Three other proteins are structurally related to this enzyme and probably also act via a similar catalytic mechanism. These are Escherichia coli N-acetylneuraminate lyase (protein NanA), which catalyses the condensation of N-acetyl-D-mannosamine and pyruvate to form N-acetylneuraminate; Rhizobium meliloti (Sinorhizobium meliloti) protein MosA, which is involved in the biosynthesis of the rhizopine 3-O-methyl-scyllo-inosamine; and E. coli hypothetical protein YjhH.

== Structure ==

The sequences of 4-hydroxy-tetrahydrodipicolinate synthase from different sources are well-conserved.

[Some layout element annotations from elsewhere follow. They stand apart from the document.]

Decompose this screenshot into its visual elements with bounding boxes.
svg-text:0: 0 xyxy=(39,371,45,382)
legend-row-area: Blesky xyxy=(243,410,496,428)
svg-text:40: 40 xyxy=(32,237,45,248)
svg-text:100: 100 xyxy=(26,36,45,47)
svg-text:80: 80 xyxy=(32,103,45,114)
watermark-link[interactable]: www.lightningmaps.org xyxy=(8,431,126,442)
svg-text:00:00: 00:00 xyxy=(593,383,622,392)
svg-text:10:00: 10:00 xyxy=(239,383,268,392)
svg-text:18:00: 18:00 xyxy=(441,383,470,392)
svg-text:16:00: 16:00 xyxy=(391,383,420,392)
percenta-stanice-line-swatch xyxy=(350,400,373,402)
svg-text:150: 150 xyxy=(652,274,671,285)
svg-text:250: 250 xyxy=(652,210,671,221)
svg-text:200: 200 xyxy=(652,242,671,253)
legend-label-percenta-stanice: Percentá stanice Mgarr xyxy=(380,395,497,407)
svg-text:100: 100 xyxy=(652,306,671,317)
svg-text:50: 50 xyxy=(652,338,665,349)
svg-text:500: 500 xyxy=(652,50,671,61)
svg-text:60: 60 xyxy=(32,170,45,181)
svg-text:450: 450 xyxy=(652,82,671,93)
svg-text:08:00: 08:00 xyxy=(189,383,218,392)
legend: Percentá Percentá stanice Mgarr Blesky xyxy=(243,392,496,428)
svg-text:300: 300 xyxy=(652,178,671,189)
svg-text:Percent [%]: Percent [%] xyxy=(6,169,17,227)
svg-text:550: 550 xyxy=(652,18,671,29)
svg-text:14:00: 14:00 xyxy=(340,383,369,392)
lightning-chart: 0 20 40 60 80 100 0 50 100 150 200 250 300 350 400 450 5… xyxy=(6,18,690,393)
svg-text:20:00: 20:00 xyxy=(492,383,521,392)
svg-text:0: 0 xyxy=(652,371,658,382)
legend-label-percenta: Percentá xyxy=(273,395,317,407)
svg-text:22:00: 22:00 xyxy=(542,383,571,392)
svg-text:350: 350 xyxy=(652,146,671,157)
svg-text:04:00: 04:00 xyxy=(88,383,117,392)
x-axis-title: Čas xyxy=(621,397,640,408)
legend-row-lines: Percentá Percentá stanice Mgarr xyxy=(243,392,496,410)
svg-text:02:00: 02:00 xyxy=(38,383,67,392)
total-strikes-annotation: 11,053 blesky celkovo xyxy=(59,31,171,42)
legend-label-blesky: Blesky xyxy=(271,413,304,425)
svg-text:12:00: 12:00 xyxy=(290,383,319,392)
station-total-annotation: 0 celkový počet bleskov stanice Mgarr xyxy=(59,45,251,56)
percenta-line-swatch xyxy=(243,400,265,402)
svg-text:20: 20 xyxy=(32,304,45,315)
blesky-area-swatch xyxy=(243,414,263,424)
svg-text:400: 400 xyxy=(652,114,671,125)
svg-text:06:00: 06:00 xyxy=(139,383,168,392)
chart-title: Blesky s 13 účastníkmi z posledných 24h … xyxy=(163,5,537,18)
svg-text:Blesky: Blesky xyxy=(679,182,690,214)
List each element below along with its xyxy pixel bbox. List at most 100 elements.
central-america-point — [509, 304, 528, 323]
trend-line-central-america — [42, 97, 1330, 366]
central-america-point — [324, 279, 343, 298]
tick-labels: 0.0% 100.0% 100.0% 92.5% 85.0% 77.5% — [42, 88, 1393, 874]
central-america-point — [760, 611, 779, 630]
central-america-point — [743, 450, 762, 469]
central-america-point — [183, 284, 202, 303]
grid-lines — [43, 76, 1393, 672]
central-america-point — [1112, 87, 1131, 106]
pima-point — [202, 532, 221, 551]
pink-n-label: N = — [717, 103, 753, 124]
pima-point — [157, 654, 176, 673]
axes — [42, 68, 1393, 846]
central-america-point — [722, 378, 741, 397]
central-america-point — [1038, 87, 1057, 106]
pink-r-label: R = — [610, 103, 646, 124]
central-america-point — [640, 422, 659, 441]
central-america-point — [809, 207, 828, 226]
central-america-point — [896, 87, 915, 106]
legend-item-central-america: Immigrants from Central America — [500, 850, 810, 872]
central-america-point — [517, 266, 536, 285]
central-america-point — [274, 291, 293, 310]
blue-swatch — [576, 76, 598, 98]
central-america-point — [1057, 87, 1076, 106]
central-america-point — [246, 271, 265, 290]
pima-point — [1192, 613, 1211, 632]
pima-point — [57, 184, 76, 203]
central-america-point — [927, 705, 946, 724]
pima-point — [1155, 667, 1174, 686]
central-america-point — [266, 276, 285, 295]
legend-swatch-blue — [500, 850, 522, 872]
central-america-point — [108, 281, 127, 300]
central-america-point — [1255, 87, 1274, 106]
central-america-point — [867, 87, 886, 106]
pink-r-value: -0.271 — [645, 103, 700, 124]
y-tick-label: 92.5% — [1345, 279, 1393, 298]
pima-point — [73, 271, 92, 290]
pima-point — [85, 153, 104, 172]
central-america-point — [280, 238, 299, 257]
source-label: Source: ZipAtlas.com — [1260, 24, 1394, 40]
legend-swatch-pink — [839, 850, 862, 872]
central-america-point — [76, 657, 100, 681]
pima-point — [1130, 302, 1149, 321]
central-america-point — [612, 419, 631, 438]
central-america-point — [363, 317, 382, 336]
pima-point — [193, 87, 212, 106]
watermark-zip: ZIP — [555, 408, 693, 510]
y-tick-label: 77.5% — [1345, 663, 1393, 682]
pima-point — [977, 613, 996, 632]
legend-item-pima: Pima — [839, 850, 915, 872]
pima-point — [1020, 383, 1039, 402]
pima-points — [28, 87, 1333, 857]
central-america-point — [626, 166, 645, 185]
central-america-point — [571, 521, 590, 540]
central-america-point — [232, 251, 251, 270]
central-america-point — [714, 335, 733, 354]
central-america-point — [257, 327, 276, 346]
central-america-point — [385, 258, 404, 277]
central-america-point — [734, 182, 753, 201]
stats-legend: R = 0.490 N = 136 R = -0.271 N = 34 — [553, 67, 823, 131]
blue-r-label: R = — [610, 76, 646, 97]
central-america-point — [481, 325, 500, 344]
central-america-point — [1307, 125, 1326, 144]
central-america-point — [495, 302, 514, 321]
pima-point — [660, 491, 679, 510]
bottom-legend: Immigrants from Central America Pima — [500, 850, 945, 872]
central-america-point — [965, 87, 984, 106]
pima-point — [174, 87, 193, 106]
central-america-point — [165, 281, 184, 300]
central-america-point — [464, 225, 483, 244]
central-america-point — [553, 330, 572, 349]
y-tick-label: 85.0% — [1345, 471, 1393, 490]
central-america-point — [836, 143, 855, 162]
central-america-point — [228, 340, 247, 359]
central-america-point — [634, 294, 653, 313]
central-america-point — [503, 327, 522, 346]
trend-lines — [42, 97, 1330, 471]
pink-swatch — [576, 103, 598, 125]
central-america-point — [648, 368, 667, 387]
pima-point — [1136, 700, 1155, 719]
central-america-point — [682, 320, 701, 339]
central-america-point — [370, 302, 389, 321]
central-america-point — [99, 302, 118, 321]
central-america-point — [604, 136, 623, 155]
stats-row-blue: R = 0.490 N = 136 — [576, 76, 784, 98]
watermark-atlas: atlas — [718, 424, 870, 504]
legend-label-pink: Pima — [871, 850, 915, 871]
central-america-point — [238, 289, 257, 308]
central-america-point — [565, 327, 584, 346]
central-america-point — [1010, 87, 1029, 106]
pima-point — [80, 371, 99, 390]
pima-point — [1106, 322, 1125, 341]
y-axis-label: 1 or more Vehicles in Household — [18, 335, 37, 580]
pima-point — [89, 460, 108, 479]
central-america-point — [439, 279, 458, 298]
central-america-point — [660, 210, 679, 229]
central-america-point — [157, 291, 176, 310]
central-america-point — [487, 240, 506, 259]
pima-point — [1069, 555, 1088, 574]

The structure takes the form of a homotetramer, in which 2 monomers are related by an approximate 2-fold symmetry. Each monomer comprises 2 domains: an 8-fold α/β-barrel, and a C-terminal α-helical domain. The fold resembles that of N-acetylneuraminate lyase. The active site lysine is located in the barrel domain, and has access via 2 channels on the C-terminal side of the barrel.